La personne suivante a été nommée à la commission ci-dessous :

  • Commission sur la recherche universitaire : Sheldon Lin (vice-président).

Les personnes suivantes ont terminé leur mandat auprès de la commission ci-dessous et quittent avec remerciements :

  • Commission sur les études d’expérience : Chris Piper et Stefan Ramonat.

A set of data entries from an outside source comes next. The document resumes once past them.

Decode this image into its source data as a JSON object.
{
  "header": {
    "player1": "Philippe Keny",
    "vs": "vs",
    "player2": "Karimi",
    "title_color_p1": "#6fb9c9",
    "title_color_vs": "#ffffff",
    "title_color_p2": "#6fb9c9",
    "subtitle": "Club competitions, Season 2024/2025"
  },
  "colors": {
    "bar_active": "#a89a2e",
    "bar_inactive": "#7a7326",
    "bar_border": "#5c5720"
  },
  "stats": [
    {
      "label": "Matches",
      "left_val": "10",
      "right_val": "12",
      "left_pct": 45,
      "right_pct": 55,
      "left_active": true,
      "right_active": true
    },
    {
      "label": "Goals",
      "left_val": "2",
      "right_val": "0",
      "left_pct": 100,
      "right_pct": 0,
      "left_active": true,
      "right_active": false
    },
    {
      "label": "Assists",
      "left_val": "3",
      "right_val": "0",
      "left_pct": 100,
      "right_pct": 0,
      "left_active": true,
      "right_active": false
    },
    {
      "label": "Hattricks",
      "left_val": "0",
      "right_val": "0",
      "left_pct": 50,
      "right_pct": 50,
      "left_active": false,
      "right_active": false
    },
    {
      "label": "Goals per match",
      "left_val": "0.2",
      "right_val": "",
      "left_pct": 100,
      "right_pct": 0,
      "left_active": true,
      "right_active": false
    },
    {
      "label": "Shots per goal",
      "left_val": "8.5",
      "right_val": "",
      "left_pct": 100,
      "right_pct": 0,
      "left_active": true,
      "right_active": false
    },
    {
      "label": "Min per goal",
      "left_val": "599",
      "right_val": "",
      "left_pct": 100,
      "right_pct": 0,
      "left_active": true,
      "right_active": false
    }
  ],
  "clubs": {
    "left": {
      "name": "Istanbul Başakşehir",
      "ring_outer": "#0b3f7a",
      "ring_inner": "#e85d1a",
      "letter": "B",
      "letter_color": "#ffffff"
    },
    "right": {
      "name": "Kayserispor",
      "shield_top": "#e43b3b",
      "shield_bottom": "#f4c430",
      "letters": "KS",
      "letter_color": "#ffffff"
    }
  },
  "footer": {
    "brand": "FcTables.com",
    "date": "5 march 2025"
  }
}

Les mandats des commissions ci-dessous ont été approuvés et sont disponibles sur notre site Web :

 
Mise à jour du siège social


Sue Alcott, gestionnaire des services aux bénévoles

L’ICA a récemment eu le plaisir d’accueillir Sue Alcott dans son équipe du siège social. Sue assume le nouveau rôle de gestionnaire des services aux bénévoles, dont le but principal est de mieux appuyer les bénévoles de l’ICA. Elle dirige les membres de notre équipe dévouée des services aux bénévoles, Eric Mastropietro et Carmelina Santamaria, et elle collabore avec les présidents des commissions pour s’assurer que les bénévoles ont le soutien nécessaire pour répondre à nos besoins stratégiques et opérationnels.

Une grande expérience du travail avec des bénévoles

Sue a accumulé une grande expérience de travail auprès des bénévoles. Aussitôt son diplôme en travail social en poche, elle a obtenu le poste de directrice adjointe des services d’hébergement à Shepherds of Good Hope (Bergers de l’Espoir), un organisme de bienfaisance bien connu à Ottawa. Par la suite, on lui a demandé de se charger des services aux bénévoles et de diriger une importante équipe de 450 bénévoles et de quelque 200 groupes de bénévoles issus d’entreprises et de la communauté.

Quelle était sa source de motivation? L’énergie débordante des bénévoles et leur désir de rendre notre monde meilleur. « C’est incroyable de voir l’impact que les bénévoles ont sur la société. Ils sont tellement enthousiastes », explique-t-elle avant d’enchaîner, sur un ton mi-blagueur : « Quel genre de personne donne d’emblée son propre temps pour le bien commun? »

Assurément, notre nouvelle gestionnaire des bénévoles ne tombera pas sur une panne d’énergie à l’ICA alors que les bénévoles y investissent d’innombrables heures, année après année, pour mieux servir la profession et le public. Au sujet de son nouvel environnement de travail, elle ajoute : « Les actuaires jouent un rôle essentiel dans la stabilité financière canadienne et c’est une mission que je peux appuyer avec conviction. »

Établir un dialogue avec nos membres

Au cours du dernier mois, Sue en a profité pour observer de façon objective et écouter les commentaires des bénévoles. « Nous avons une nouvelle occasion de rassembler les éléments de notre programme et de continuer à bâtir sur une fondation solide », dit-elle. Elle veut également s’efforcer de lever les obstacles pour faciliter le bénévolat. « Il faut faciliter autant que possible le bénévolat pour que les bénévoles puissent consacrer leur temps à offrir leurs compétences uniques. » Sue a déjà communiqué avec des membres et se consacre à tisser de bonnes relations avec eux.  

Ainsi, que vous soyez à la tête d’une commission ou que vous songiez à faire du bénévolat, n’hésitez pas à communiquer avec Sue – si elle ne l’a pas encore déjà fait!

 

Le siège social de l’ICA sera fermé du 24 décembre au 1er janvier et ouvrira à nouveau le 2 janvier 2019. Nous souhaitons à tous nos membres de joyeuses fêtes.